Here's another question: even if we could determine the optimum rate of taxation, would we really want that? Should the government really get as much of our money as possible? Obviously, this is a theoretical question, because it's already difficult enough to fund the popular programs that the Wall Street Journal wants to eliminate. However, it seems that if all the needs of the public are being met, the government should go ahead and allow revenue to slide.

There's one more suggestion that this article makes as a way to cover all those unnecessary but popular programs if they don't get cut:
Or if we tried to borrow to finance all this spending, our debt ratings would slip to junk bond status, according to an analysis by Standard and Poor's.

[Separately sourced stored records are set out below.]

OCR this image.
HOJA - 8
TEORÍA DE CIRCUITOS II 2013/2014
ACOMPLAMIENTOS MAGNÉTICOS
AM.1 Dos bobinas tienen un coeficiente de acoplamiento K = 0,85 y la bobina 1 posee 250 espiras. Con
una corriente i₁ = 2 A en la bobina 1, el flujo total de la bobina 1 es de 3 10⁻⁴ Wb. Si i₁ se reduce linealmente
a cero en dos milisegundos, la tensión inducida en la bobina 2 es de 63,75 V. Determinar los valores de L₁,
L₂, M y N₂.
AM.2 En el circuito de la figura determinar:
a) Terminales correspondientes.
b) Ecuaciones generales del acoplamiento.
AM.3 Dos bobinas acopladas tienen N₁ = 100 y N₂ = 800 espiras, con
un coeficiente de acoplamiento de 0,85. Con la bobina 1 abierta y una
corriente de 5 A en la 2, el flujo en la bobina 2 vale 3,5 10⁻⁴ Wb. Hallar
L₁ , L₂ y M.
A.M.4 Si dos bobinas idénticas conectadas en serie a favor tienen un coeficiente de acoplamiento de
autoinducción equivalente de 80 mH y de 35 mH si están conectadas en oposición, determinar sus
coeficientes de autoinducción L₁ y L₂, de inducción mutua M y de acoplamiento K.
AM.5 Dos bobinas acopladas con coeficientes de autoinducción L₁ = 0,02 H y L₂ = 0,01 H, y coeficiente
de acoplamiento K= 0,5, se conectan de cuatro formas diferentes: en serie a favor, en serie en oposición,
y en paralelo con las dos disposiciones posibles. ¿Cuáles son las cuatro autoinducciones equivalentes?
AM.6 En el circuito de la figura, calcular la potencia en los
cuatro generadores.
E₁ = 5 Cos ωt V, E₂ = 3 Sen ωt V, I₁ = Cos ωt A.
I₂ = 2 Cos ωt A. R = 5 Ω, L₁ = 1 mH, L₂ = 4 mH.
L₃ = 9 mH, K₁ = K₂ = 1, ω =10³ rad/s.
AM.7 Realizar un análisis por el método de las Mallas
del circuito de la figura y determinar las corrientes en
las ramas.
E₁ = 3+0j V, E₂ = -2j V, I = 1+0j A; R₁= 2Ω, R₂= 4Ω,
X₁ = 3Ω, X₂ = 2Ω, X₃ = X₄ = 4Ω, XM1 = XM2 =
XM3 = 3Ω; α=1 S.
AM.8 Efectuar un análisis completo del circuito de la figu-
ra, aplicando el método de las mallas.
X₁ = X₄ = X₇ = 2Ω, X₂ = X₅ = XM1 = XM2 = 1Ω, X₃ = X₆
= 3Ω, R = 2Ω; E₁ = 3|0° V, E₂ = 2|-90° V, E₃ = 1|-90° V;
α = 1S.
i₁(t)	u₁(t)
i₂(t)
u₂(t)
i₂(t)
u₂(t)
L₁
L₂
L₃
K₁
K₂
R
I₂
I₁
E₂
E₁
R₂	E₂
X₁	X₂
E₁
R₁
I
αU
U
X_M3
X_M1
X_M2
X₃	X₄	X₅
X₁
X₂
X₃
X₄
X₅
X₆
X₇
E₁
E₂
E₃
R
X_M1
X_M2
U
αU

Of course, those wily fiscal conservatives don't really like this option very much. But why wait until 2040 for the budget to be all screwed up? Why don't we try borrowing trillions of dollars to privatize Social Security right now, when we're already in a ton of debt? If we want to go for junk bonk status, that might be a good way to go (in all fairness, I think the Wall Street Journal has opposed Social Security privatization).

So clearly, the Laffer Curve has been in effect in capital gains revenue, but in order to cover all our entitlement spending, we'd have to raise taxes. Or do we? I'll let the enemy have the final word:
So thank heaven for the tax cuts that have helped to spur the economy that is now throwing off higher tax revenues. As the chart shows, those revenues are now rising back to their modern average as a share of GDP, just as supporters of the tax cuts predicted. And if the tax cuts are made permanent, and as the economy grows and incomes continue to rise, Americans will be paying even more in taxes as they move into higher tax brackets. The real windfall here isn't for the rich but for Washington. Instead of griping, Mr. Spratt ought to be doing cartwheels.
*The Laffer Curve is a registered trademark of Fallacious Republican Arguments, Inc.